Öğrenim hayatım boyunca Tarih dersi ile aram hiç iyi olmamıştı. Hele de liseye başlayınca Tarih, üzerime dev bir sakız gibi yapışmış, bitirene kadar da yakamı bırakmamış, başımın derdi olmuştu. Hatta ikinci sınıfta Cebir, Biyoloji, İngilizce ve Tarih derslerinden bütünlemeye kalmış, yaz boyunca Kocatepe Camisi inşaatının dibindeki köşkten bozma, o zamanlar “Büyük Dershane” diye bilinen yerde kurs almıştım. İlk üç dersten 6, 7, 8 alarak geçtim. Tarihten ise tek derse kalmıştım; nasıl alınıyorsa artık, yine bir kursa gittim ama bu kez de sınavda başarılı olamadım, akabinde sınıfta kalıp öğretim hayatımın en büyük ikinci[1] darbesini yemiş oldum.
Aldığım kurslar bu üç dersten temelimi güçlendirmişti. Özellikle Cebir ve İngilizceyi ikinci kez tekrarlamak sayesinde özümseyerek güzelce öğrenme fırsatım olmuştu. Bu da bana hem üniversite hayatımda hem de iş hayatımda değeri ölçülemeyecek faydalar sağladı. Böylece, o zamanlar hayatımı karartan o travma, yıllar sonra altın değerinde bir tecrübeye dönüşmüş oldu.
Gel gelelim son sınıfta Tarih yine yakama yapıştı. Fen ve Matematik dersleri ile İngilizcem sorunsuz olarak ilerlerken, bir iki ders kritik çizgide kalmıştı. O yaz da Tarih dersinin yine peşimi bırakmayacağını kabullenmiş, yanında gelecek dersleri en aza indirmek için çalışmalarımda onlara ağırlık verip temizleme operasyonuna girişmiştim. Şükran Hanım’ın Edebiyat dersi de bunlardan birisi idi.

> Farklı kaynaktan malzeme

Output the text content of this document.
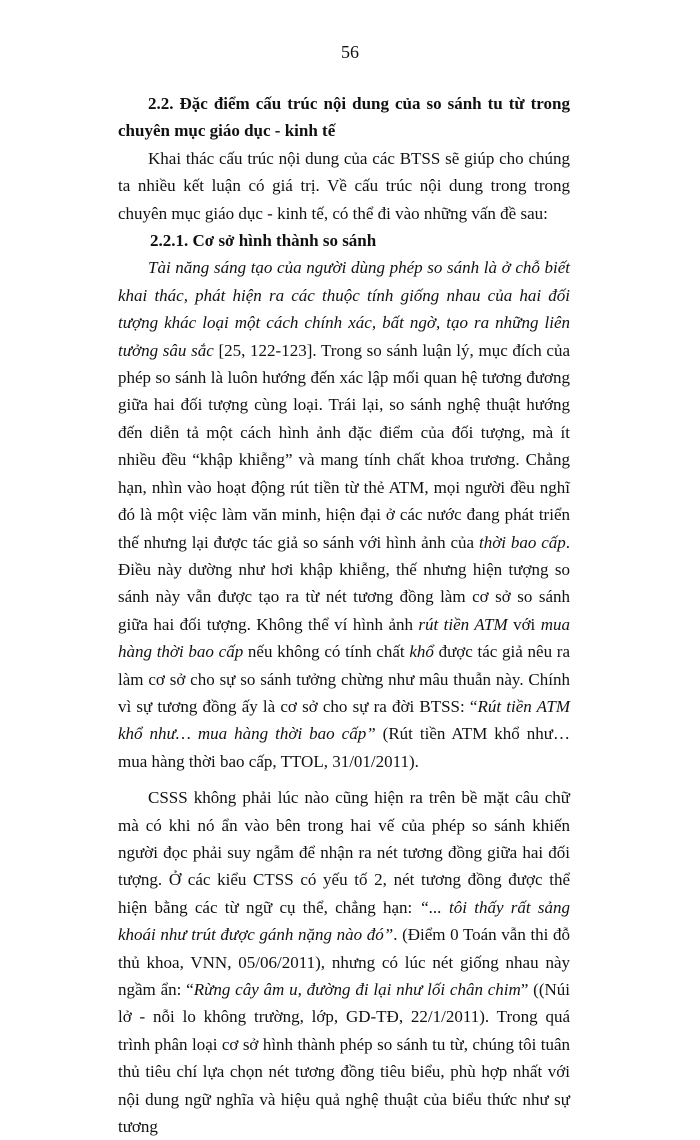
56

2.2. Đặc điểm cấu trúc nội dung của so sánh tu từ trong chuyên mục giáo dục - kinh tế

Khai thác cấu trúc nội dung của các BTSS sẽ giúp cho chúng ta nhiều kết luận có giá trị. Về cấu trúc nội dung trong trong chuyên mục giáo dục - kinh tế, có thể đi vào những vấn đề sau:

2.2.1. Cơ sở hình thành so sánh

Tài năng sáng tạo của người dùng phép so sánh là ở chỗ biết khai thác, phát hiện ra các thuộc tính giống nhau của hai đối tượng khác loại một cách chính xác, bất ngờ, tạo ra những liên tưởng sâu sắc [25, 122-123]. Trong so sánh luận lý, mục đích của phép so sánh là luôn hướng đến xác lập mối quan hệ tương đương giữa hai đối tượng cùng loại. Trái lại, so sánh nghệ thuật hướng đến diễn tả một cách hình ảnh đặc điểm của đối tượng, mà ít nhiều đều “khập khiễng” và mang tính chất khoa trương. Chẳng hạn, nhìn vào hoạt động rút tiền từ thẻ ATM, mọi người đều nghĩ đó là một việc làm văn minh, hiện đại ở các nước đang phát triển thế nhưng lại được tác giả so sánh với hình ảnh của thời bao cấp. Điều này dường như hơi khập khiễng, thế nhưng hiện tượng so sánh này vẫn được tạo ra từ nét tương đồng làm cơ sở so sánh giữa hai đối tượng. Không thể ví hình ảnh rút tiền ATM với mua hàng thời bao cấp nếu không có tính chất khổ được tác giả nêu ra làm cơ sở cho sự so sánh tưởng chừng như mâu thuẫn này. Chính vì sự tương đồng ấy là cơ sở cho sự ra đời BTSS: “Rút tiền ATM khổ như… mua hàng thời bao cấp” (Rút tiền ATM khổ như… mua hàng thời bao cấp, TTOL, 31/01/2011).

CSSS không phải lúc nào cũng hiện ra trên bề mặt câu chữ mà có khi nó ẩn vào bên trong hai vế của phép so sánh khiến người đọc phải suy ngẫm để nhận ra nét tương đồng giữa hai đối tượng. Ở các kiểu CTSS có yếu tố 2, nét tương đồng được thể hiện bằng các từ ngữ cụ thể, chẳng hạn: “... tôi thấy rất sảng khoái như trút được gánh nặng nào đó”. (Điểm 0 Toán vẫn thi đỗ thủ khoa, VNN, 05/06/2011), nhưng có lúc nét giống nhau này ngầm ẩn: “Rừng cây âm u, đường đi lại như lối chân chim” ((Núi lở - nỗi lo không trường, lớp, GD-TĐ, 22/1/2011). Trong quá trình phân loại cơ sở hình thành phép so sánh tu từ, chúng tôi tuân thủ tiêu chí lựa chọn nét tương đồng tiêu biểu, phù hợp nhất với nội dung ngữ nghĩa và hiệu quả nghệ thuật của biểu thức như sự tương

Sene sonuna doğru Şükran Hanım kurtarma sözlülerine başlamıştı. Çok da zor sorular sormuyordu aslında. Bizi kitabımızla birlikte tahtaya kaldırıyor, rastgele bir sayfa açıyor, o sayfaya denk gelen parça ya da şiiri okutup bunun açıklamasını yapmamızı istiyordu ama ben heyecanıma ve korkularıma bir türlü engel olamıyordum. Ders çalışırken, kitapta anlamca tereddütte olduğum kısımlara kısa notlar, açıklamalar yazmıştım.
Sıra bana geldi.
“Al kitabını, gel tahtaya” dedi.
Divan edebiyatından bir şiir geldi. Sayfayı açtım ki, oh ne güzel, notlarımı da almışım.
Şiiri okuyup, şıkır şıkır açıklamalara başladım ve bitirdim.
Yüzümde mutlu bir ifade, “aferin otur, geçtin” demesini bekliyorum.
“Aferin, ne güzel anlattın öyle” dedi ve “Ver şu kitabını bir göreyim” dedi.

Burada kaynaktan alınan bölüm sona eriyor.